KEYWORDS: Back Pain; Chiropractic; Community Health Centers; Health Services Research
From the FULL TEXT Article:
Back pain is a prevalent health problem in the general population and places a tremendous socioeconomic burden on society. Globally, an average of nearly 40% of individuals will experience low back pain at some point in their life, and approximately 1 in 5 are afflicted at any given time.  Low back pain is the leading cause of years lived with disability  and is among the most common reasons for visiting a primary care physician. [3, 4] As the world’s population ages, the number of people with back pain and other musculoskeletal disorders is expected to rise. [1, 4] Moreover, these conditions are costly. In Canada, for example, musculoskeletal conditions rank third behind only cardiovascular and neuropsychiatric disorders with respect to medical expenditures (ie, physician services, pharmaceuticals, and hospital care).  The societal burden of back pain in terms of economic costs and health resource utilization is also greater among patients with multiple comorbidities, including those of low socioeconomic status. [6–9]

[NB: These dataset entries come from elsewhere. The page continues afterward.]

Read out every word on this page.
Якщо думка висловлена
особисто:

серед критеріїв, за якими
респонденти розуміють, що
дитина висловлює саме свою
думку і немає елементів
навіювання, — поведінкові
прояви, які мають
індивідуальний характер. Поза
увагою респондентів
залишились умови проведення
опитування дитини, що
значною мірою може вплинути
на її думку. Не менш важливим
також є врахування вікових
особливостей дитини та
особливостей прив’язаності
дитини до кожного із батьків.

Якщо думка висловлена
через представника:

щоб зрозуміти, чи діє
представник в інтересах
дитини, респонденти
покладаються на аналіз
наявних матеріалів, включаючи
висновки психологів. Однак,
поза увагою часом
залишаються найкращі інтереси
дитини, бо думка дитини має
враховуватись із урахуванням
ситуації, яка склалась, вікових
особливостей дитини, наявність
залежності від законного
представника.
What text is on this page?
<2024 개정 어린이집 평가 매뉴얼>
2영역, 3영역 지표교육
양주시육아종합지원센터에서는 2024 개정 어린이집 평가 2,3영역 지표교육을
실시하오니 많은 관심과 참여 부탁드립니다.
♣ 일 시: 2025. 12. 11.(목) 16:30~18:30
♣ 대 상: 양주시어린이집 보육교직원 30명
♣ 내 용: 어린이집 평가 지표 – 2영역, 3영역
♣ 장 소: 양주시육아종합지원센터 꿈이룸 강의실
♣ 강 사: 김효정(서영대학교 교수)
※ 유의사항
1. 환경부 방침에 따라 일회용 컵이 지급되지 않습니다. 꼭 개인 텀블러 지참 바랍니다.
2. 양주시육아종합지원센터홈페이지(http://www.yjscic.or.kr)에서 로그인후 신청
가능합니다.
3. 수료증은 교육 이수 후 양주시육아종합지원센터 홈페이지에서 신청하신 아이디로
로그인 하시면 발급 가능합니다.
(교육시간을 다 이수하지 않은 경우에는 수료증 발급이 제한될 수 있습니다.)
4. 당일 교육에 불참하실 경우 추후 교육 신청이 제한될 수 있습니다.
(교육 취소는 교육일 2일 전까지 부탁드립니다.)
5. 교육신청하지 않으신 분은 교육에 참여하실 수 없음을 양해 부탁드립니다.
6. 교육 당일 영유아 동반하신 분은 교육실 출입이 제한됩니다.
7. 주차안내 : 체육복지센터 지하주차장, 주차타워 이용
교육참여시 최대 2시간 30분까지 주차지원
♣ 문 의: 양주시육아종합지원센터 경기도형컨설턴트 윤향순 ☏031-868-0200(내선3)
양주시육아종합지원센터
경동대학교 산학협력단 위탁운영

There is evidence to support chiropractic care, including spinal manipulation, as an effective and relatively cost-effective intervention in managing patients with back pain and other musculoskeletal conditions, [10–15] and patients typically report high levels of satisfaction with treatment. [14–16] Despite this, access to chiropractic services is not routinely available through publicly funded health care systems in most countries around the world. As such, patients must either use insurance benefits (if any) or pay out-of-pocket for chiropractic treatment. This presents a significant barrier for lower-income groups including the unemployed.